The mechanism of divergent anti-human immunodeficiency virus type 1 (HIV-1) activity of various 2′,3′-dideoxynucleoside analogs (ddNs) in peripheral blood mononuclear cells (PBM) was studied. We demonstrate that the in vitro anti-HIV-1 activity of various ddNs varies profoundly and that the divergent antiviral activity is related to the extent of anabolic phosphorylation of each ddN and its counterpart 2′-deoxynucleoside (dN).

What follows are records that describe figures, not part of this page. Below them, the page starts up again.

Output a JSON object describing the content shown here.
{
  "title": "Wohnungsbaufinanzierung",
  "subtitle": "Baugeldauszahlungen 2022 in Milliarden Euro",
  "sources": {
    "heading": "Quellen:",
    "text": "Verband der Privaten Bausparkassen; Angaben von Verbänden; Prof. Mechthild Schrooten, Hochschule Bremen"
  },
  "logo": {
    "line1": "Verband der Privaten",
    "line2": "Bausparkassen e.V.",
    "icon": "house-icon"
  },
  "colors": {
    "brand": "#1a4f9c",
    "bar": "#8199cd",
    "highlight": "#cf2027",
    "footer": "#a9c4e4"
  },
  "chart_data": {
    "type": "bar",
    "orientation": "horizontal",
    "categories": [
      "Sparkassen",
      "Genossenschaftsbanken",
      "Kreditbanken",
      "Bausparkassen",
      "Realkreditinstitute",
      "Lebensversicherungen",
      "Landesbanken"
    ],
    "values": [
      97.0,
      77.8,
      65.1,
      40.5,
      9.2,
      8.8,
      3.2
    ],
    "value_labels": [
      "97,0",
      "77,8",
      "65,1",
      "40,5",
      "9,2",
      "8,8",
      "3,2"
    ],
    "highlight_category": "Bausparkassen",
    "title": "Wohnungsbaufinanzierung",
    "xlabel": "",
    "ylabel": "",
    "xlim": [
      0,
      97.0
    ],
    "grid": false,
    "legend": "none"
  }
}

We also show that certain ddNs cause a reduction of their counterpart dNTP formation in PBM in the following order: 2′,3′-dideoxycytidine (ddC) ≫ 2′,3′-didehydro-2′,3′-dideoxythymidine (d4T), 3′-thia-2′,3′-dideoxycytidine (3TC), 2′,3′-dideoxyinosine (ddI), 2′,3′-dideoxyguanosine (ddG) > 3′-azido-2′,3′-dideoxythymidine (AZT) > 2′-β-fluoro-2′,3′-dideoxyadenosine (F-ara-ddA). Based on the phosphorylation profiles, anti-HIV-1 ddNs can be classified into two groups: (i) cell-activation-dependent ddNs such as AZT and d4T that are preferentially phosphorylated, yield higher ratios of ddNTP/dNTP, and exert more potent anti-HIV-1 activity in activated cells than in resting cells; and (ii) cell-activation-independent ddNs including ddI (and 2′,3′-dideoxyadenosine), F-ara-ddA, ddG, ddC, and 3TC that produce higher ratios of ddNTP/dNTP and exert more potent anti-HIV-1 activity in resting cells. These data should provide a basis for the elucidation of the mechanism of the divergent antiretroviral activity of ddNs.